Netflix faced similar issues with its Stranger Things NFT project. In June 2022, the streaming giant tied up with NFT platform Candy Digital to release 11,111 unique tokens. Users were asked to participate in minigames to earn these NFT posters of the show’s main characters, i.e., Eleven, Mike Wheeler, Jonathan Byers, Will Byers, or Argyle. The collection received mixed reactions; while some users enjoyed the minigames, others took to Twitter to make their displeasure known.
"I deeply love Stranger Things, but I’m profoundly disappointed that Netflix decided it’d be a good idea to run an NFT grift on its fans," one fan wrote. A grift is a small-scale scam or scheme to swindle unsuspecting individuals. Other users called the collection "bullshit" and replied to the announcement post with puking and crying emojis.

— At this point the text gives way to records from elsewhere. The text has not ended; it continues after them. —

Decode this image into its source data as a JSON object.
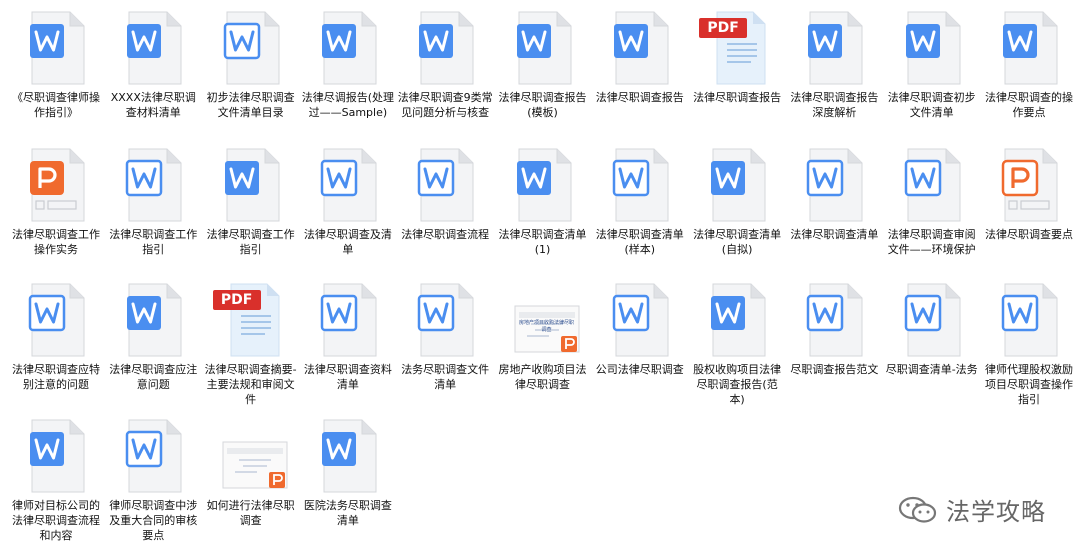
{
  "files": [
    {
      "label": "《尽职调查律师操作指引》",
      "icon": "wps-writer-icon"
    },
    {
      "label": "XXXX法律尽职调查材料清单",
      "icon": "wps-writer-icon"
    },
    {
      "label": "初步法律尽职调查文件清单目录",
      "icon": "wps-writer-outline-icon"
    },
    {
      "label": "法律尽调报告(处理过——Sample)",
      "icon": "wps-writer-icon"
    },
    {
      "label": "法律尽职调查9类常见问题分析与核查",
      "icon": "wps-writer-icon"
    },
    {
      "label": "法律尽职调查报告(模板)",
      "icon": "wps-writer-icon"
    },
    {
      "label": "法律尽职调查报告",
      "icon": "wps-writer-icon"
    },
    {
      "label": "法律尽职调查报告",
      "icon": "pdf-icon",
      "badge": "PDF"
    },
    {
      "label": "法律尽职调查报告深度解析",
      "icon": "wps-writer-icon"
    },
    {
      "label": "法律尽职调查初步文件清单",
      "icon": "wps-writer-icon"
    },
    {
      "label": "法律尽职调查的操作要点",
      "icon": "wps-writer-icon"
    },
    {
      "label": "法律尽职调查工作操作实务",
      "icon": "wps-presentation-icon"
    },
    {
      "label": "法律尽职调查工作指引",
      "icon": "wps-writer-outline-icon"
    },
    {
      "label": "法律尽职调查工作指引",
      "icon": "wps-writer-icon"
    },
    {
      "label": "法律尽职调查及清单",
      "icon": "wps-writer-outline-icon"
    },
    {
      "label": "法律尽职调查流程",
      "icon": "wps-writer-outline-icon"
    },
    {
      "label": "法律尽职调查清单(1)",
      "icon": "wps-writer-icon"
    },
    {
      "label": "法律尽职调查清单(样本)",
      "icon": "wps-writer-outline-icon"
    },
    {
      "label": "法律尽职调查清单(自拟)",
      "icon": "wps-writer-icon"
    },
    {
      "label": "法律尽职调查清单",
      "icon": "wps-writer-outline-icon"
    },
    {
      "label": "法律尽职调查审阅文件——环境保护",
      "icon": "wps-writer-outline-icon"
    },
    {
      "label": "法律尽职调查要点",
      "icon": "wps-presentation-outline-icon"
    },
    {
      "label": "法律尽职调查应特别注意的问题",
      "icon": "wps-writer-outline-icon"
    },
    {
      "label": "法律尽职调查应注意问题",
      "icon": "wps-writer-icon"
    },
    {
      "label": "法律尽职调查摘要-主要法规和审阅文件",
      "icon": "pdf-icon",
      "badge": "PDF"
    },
    {
      "label": "法律尽职调查资料清单",
      "icon": "wps-writer-outline-icon"
    },
    {
      "label": "法务尽职调查文件清单",
      "icon": "wps-writer-outline-icon"
    },
    {
      "label": "房地产收购项目法律尽职调查",
      "icon": "ppt-thumbnail-icon",
      "thumb_title": "房地产项目收购法律尽职调查"
    },
    {
      "label": "公司法律尽职调查",
      "icon": "wps-writer-outline-icon"
    },
    {
      "label": "股权收购项目法律尽职调查报告(范本)",
      "icon": "wps-writer-icon"
    },
    {
      "label": "尽职调查报告范文",
      "icon": "wps-writer-outline-icon"
    },
    {
      "label": "尽职调查清单-法务",
      "icon": "wps-writer-outline-icon"
    },
    {
      "label": "律师代理股权激励项目尽职调查操作指引",
      "icon": "wps-writer-outline-icon"
    },
    {
      "label": "律师对目标公司的法律尽职调查流程和内容",
      "icon": "wps-writer-icon"
    },
    {
      "label": "律师尽职调查中涉及重大合同的审核要点",
      "icon": "wps-writer-outline-icon"
    },
    {
      "label": "如何进行法律尽职调查",
      "icon": "ppt-thumbnail-icon",
      "thumb_title": ""
    },
    {
      "label": "医院法务尽职调查清单",
      "icon": "wps-writer-icon"
    }
  ],
  "watermark": {
    "text": "法学攻略",
    "icon": "wechat-icon"
  },
  "colors": {
    "writer": "#4a8ef0",
    "presentation": "#f06a2e",
    "pdf": "#d9302b",
    "page": "#f3f4f6",
    "fold": "#dfe1e5"
  }
}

A few months prior, English soccer giants, Liverpool, decided to launch their own NFT collection, called "LFC Heroes Club". The collection consisted of 24 'Legendary' NFTs illustrating the club’s high-profile players and 171,072 'Hero' NFTs of the remaining  squad. However, the collection backfired with more than 90 percent of the NFTs remaining unsold.
Even the ones that did manage to find buyers saw their value drop considerably in the coming weeks. For instance, some LFC NFTs sold for roughly £57 each. However, a month or so later, some of these tokens were reported to have sold for as little as £9 each. As such, the collection was only able to raise around $1.4 million as compared to the $8.5 million it was expected to amass. Most of this was due to declining crypto prices and the overall negativity around digital assets at the time.
Users claim that LFC was aware of these poor market sentiments but went ahead with the collection anyway. "Liverpool have spent a long time assessing external sentiment around NFTs in recent months and were warned about potential harms to investors/the environment but proceeded anyway. Presumably, the financial gain outweighs any backlash as far as they’re concerned," said David Lynch, a football journalist that covers Liverpool in specific.
Conclusion
NFTs soared to popularity in 2021. These virtual assets attracted massive price tags as the digital art trend reached its pinnacle. However, several experts claim that the NFT bubble has burst since then, and overpriced digital images have no place in the current market. Recent sales figures are a testament to declining user interest, with the leading NFT marketplace, OpenSea, reporting a massive drop in trading volumes and floor prices toward the end of 2022.
Fortunately, NFTs have staged a slight comeback over the last month. OpenSea sales for this month (January 2023) have already exceeded figures from December 2022. However, judging by the poor response these leading NFT projects have received, other brands and organizations will think twice before foraying into the digital asset industry.